Recent replication studies indicate the classic marshmallow test is fundamentally flawed because children's performance depends on trust and social context [1].
For decades, the Stanford University study was viewed as a definitive measure of a child's innate self-discipline and a predictor of future success. However, these new findings suggest that the test may actually measure a child's perception of their environment rather than their internal willpower [1, 2].
In the original experiment, children were asked to wait 10 to 15 minutes [1] to receive a second treat. New research conducted in U.S. university labs shows that behavior changes significantly based on the reliability of the adult in the room. When children were told that the experimenter would keep their promise, approximately 70% of them waited [2].

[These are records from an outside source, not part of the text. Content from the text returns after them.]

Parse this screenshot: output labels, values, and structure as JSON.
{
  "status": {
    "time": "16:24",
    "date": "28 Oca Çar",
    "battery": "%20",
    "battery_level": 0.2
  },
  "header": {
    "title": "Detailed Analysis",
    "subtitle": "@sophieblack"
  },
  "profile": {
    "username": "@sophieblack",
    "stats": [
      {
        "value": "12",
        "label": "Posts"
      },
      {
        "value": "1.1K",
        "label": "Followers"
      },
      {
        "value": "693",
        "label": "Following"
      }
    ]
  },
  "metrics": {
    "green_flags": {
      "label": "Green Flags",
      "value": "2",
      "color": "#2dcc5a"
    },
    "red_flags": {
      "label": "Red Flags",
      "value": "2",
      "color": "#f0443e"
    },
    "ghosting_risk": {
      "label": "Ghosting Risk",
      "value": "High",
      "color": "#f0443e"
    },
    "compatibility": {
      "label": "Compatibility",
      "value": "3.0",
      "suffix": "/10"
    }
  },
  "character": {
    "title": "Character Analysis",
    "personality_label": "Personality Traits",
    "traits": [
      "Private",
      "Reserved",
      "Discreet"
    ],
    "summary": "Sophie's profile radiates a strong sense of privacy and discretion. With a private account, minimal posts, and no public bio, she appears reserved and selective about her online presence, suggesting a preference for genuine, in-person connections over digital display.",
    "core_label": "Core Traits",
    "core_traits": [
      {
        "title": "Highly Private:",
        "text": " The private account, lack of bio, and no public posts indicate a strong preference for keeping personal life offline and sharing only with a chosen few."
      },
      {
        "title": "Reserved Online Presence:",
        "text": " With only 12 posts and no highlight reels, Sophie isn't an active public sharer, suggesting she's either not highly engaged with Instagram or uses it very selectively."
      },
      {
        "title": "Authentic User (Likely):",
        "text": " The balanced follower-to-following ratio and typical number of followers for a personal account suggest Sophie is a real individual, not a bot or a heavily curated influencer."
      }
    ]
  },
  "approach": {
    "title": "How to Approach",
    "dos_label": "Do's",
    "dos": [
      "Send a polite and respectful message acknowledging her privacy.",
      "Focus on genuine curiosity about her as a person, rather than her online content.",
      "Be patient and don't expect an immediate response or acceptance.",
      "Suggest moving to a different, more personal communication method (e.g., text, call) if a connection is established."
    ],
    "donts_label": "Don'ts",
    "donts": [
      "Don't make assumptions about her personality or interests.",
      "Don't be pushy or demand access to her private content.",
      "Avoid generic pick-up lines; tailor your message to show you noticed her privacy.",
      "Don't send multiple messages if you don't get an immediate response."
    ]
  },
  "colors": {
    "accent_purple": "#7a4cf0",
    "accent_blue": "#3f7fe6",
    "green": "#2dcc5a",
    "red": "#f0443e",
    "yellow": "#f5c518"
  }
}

"The marshmallow test, long held up as a litmus test for self‑control, is more a measure of trust than willpower," the Atlantic editorial team said [1].
Social dynamics also play a critical role in the results. When a second child was added to the room, the waiting rate dropped from roughly 70% to about 30% [3]. This shift suggests that the presence of peers alters the decision-making process, calling into question the individual-focused conclusions of the original study.
"Adding a second child to the room changes the dynamics entirely, calling into question the test’s individual‑focused conclusions," Megan R. said [3].
These findings contradict long-held beliefs that passing the test reflects a child's inherent self-discipline. Instead, researchers found that children are far more likely to wait when they are assured the experimenter will keep their promise [2].
“The marshmallow test... is more a measure of trust than willpower.”
The shift in understanding the marshmallow test moves the focus of developmental psychology from innate personality traits to environmental factors. If a child's ability to delay gratification is tied to trust and social stability, then 'self-control' is not a fixed internal asset but a response to a reliable environment. This undermines the use of the test as a tool for predicting long-term life achievement.